Generally, traders who seek trend signals based on recent changes in price-action prefer to use Exponential Moving Averages (EMA). Because Simple Moving Averages (SMA) lag more than EMAs when applied for short-term trend analysis. In this regard, Hull Moving Average offers both fast and smooth trend trading signals for forex day traders.
How to use Hull Moving Average for determining forex day trading signals
The HMA works in the same manner as applying other moving averages for anticipating the current trend conditions. Since this indicator is specially developed for short-term trend detections, it may react faster with recent price changes and generate frequent signals. So, for better results, you may combine its trend signals with candlestick patterns to increase the success probability.

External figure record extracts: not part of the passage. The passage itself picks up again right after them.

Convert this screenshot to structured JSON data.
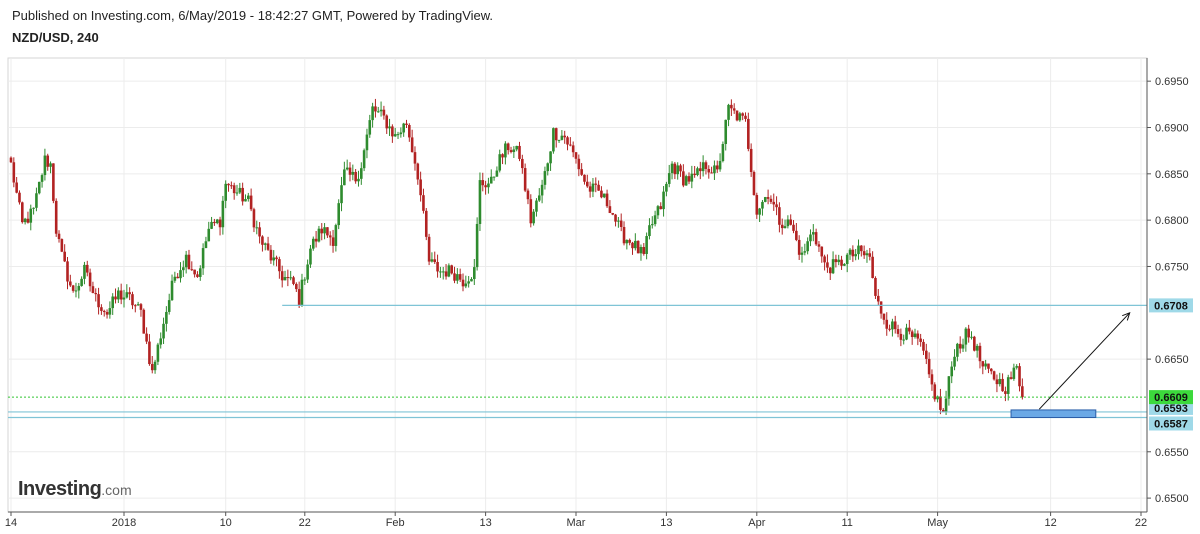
{
  "header": {
    "published": "Published on Investing.com, 6/May/2019 - 18:42:27 GMT, Powered by TradingView.",
    "symbol": "NZD/USD, 240"
  },
  "watermark": {
    "brand": "Investing",
    "suffix": ".com"
  },
  "colors": {
    "up": "#2e8b2e",
    "down": "#b22222",
    "grid": "#ececec",
    "hline": "#7fc4d6",
    "price_line": "#31c531",
    "price_label": "#3cd93c",
    "marker_label": "#9fd9e8",
    "zone": "#6aa9e6",
    "arrow": "#111111"
  },
  "chart_data": {
    "type": "candlestick",
    "title": "NZD/USD, 240",
    "x_axis": {
      "tick_labels": [
        "14",
        "2018",
        "10",
        "22",
        "Feb",
        "13",
        "Mar",
        "13",
        "Apr",
        "11",
        "May",
        "12",
        "22"
      ],
      "tick_index": [
        0,
        20,
        38,
        52,
        68,
        84,
        100,
        116,
        132,
        148,
        164,
        184,
        200
      ]
    },
    "y_axis": {
      "range": [
        0.6485,
        0.6975
      ],
      "ticks": [
        "0.6950",
        "0.6900",
        "0.6850",
        "0.6800",
        "0.6750",
        "0.6650",
        "0.6550",
        "0.6500"
      ],
      "grid": true
    },
    "close_path": [
      [
        0,
        0.686
      ],
      [
        2,
        0.6795
      ],
      [
        4,
        0.681
      ],
      [
        6,
        0.6865
      ],
      [
        7,
        0.686
      ],
      [
        8,
        0.679
      ],
      [
        9,
        0.676
      ],
      [
        11,
        0.672
      ],
      [
        13,
        0.6745
      ],
      [
        15,
        0.6715
      ],
      [
        17,
        0.67
      ],
      [
        19,
        0.672
      ],
      [
        21,
        0.6715
      ],
      [
        23,
        0.67
      ],
      [
        25,
        0.6635
      ],
      [
        27,
        0.669
      ],
      [
        29,
        0.674
      ],
      [
        31,
        0.676
      ],
      [
        33,
        0.674
      ],
      [
        35,
        0.679
      ],
      [
        37,
        0.68
      ],
      [
        38,
        0.684
      ],
      [
        40,
        0.683
      ],
      [
        42,
        0.682
      ],
      [
        44,
        0.678
      ],
      [
        46,
        0.676
      ],
      [
        48,
        0.674
      ],
      [
        50,
        0.673
      ],
      [
        51,
        0.6715
      ],
      [
        53,
        0.677
      ],
      [
        55,
        0.679
      ],
      [
        57,
        0.678
      ],
      [
        59,
        0.685
      ],
      [
        61,
        0.6845
      ],
      [
        62,
        0.686
      ],
      [
        64,
        0.692
      ],
      [
        66,
        0.691
      ],
      [
        68,
        0.689
      ],
      [
        70,
        0.6905
      ],
      [
        72,
        0.685
      ],
      [
        74,
        0.6755
      ],
      [
        76,
        0.6745
      ],
      [
        78,
        0.6745
      ],
      [
        80,
        0.6735
      ],
      [
        82,
        0.6745
      ],
      [
        83,
        0.684
      ],
      [
        85,
        0.684
      ],
      [
        86,
        0.686
      ],
      [
        88,
        0.688
      ],
      [
        90,
        0.687
      ],
      [
        92,
        0.68
      ],
      [
        94,
        0.6835
      ],
      [
        96,
        0.6895
      ],
      [
        98,
        0.689
      ],
      [
        100,
        0.6865
      ],
      [
        102,
        0.6835
      ],
      [
        104,
        0.683
      ],
      [
        106,
        0.6815
      ],
      [
        108,
        0.6785
      ],
      [
        110,
        0.6775
      ],
      [
        112,
        0.676
      ],
      [
        113,
        0.679
      ],
      [
        115,
        0.6815
      ],
      [
        117,
        0.686
      ],
      [
        119,
        0.6845
      ],
      [
        121,
        0.6845
      ],
      [
        123,
        0.686
      ],
      [
        125,
        0.685
      ],
      [
        127,
        0.692
      ],
      [
        128,
        0.6915
      ],
      [
        130,
        0.6905
      ],
      [
        132,
        0.681
      ],
      [
        134,
        0.683
      ],
      [
        136,
        0.68
      ],
      [
        138,
        0.6795
      ],
      [
        140,
        0.676
      ],
      [
        142,
        0.679
      ],
      [
        144,
        0.675
      ],
      [
        146,
        0.675
      ],
      [
        148,
        0.676
      ],
      [
        150,
        0.6765
      ],
      [
        152,
        0.676
      ],
      [
        153,
        0.6715
      ],
      [
        155,
        0.669
      ],
      [
        157,
        0.668
      ],
      [
        159,
        0.6675
      ],
      [
        161,
        0.6665
      ],
      [
        163,
        0.662
      ],
      [
        165,
        0.659
      ],
      [
        167,
        0.666
      ],
      [
        169,
        0.6675
      ],
      [
        170,
        0.6675
      ],
      [
        172,
        0.664
      ],
      [
        174,
        0.663
      ],
      [
        176,
        0.662
      ],
      [
        178,
        0.664
      ],
      [
        179,
        0.6609
      ]
    ],
    "horizontal_lines": [
      {
        "price": 0.6708,
        "label": "0.6708"
      },
      {
        "price": 0.6593,
        "label": "0.6593"
      },
      {
        "price": 0.6587,
        "label": "0.6587"
      }
    ],
    "last_price": {
      "price": 0.6609,
      "label": "0.6609"
    },
    "support_zone": {
      "x_range": [
        177,
        192
      ],
      "price_range": [
        0.6587,
        0.6593
      ]
    },
    "arrow": {
      "from": [
        182,
        0.6596
      ],
      "to": [
        198,
        0.67
      ]
    }
  }
}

According to the above EURUSD chart, the market was initially choppy and the price was neither moving in a bullish or bearish direction. During this period, the price broke the HMA level several times. However, none of those signals were profitable due to an extremely short-range movement of the price.
At a point, the price crossed above the Hull Moving Average line and plotted three bullish candles in a row. Each of those candles was rejecting the indicator level and treating it as a support. So, the price trend turned bullish since it moved above the indicator line. At the same time, those bullish-tailed bars were indicating a further extension of the current bullish price movement. As we can see, the price made a strong uptrend move following the rejection at the HMA support line.
For a sell confirmation, the price needs to be closed below the indicator curve confirming a bearish market trend. Next, look for a bearish candlestick pattern to make sure the price is respecting the moving average line as resistance.
Conclusion
The best part of HMA indicator is, it’s way more faster than other standard moving averages in reacting with the price-action changes. This particular quality of this indicator has ended the long-term lagging issues involved with regular moving averages. On top of that, this indicator moves quite close to the price of candles but still improves its smoothing results. However, the Hull Moving Average indicator only focuses on recent changes in the market and only tells you about the current trend condition. It doesn’t deliver future trend signals like an SMA or EMA crossover does.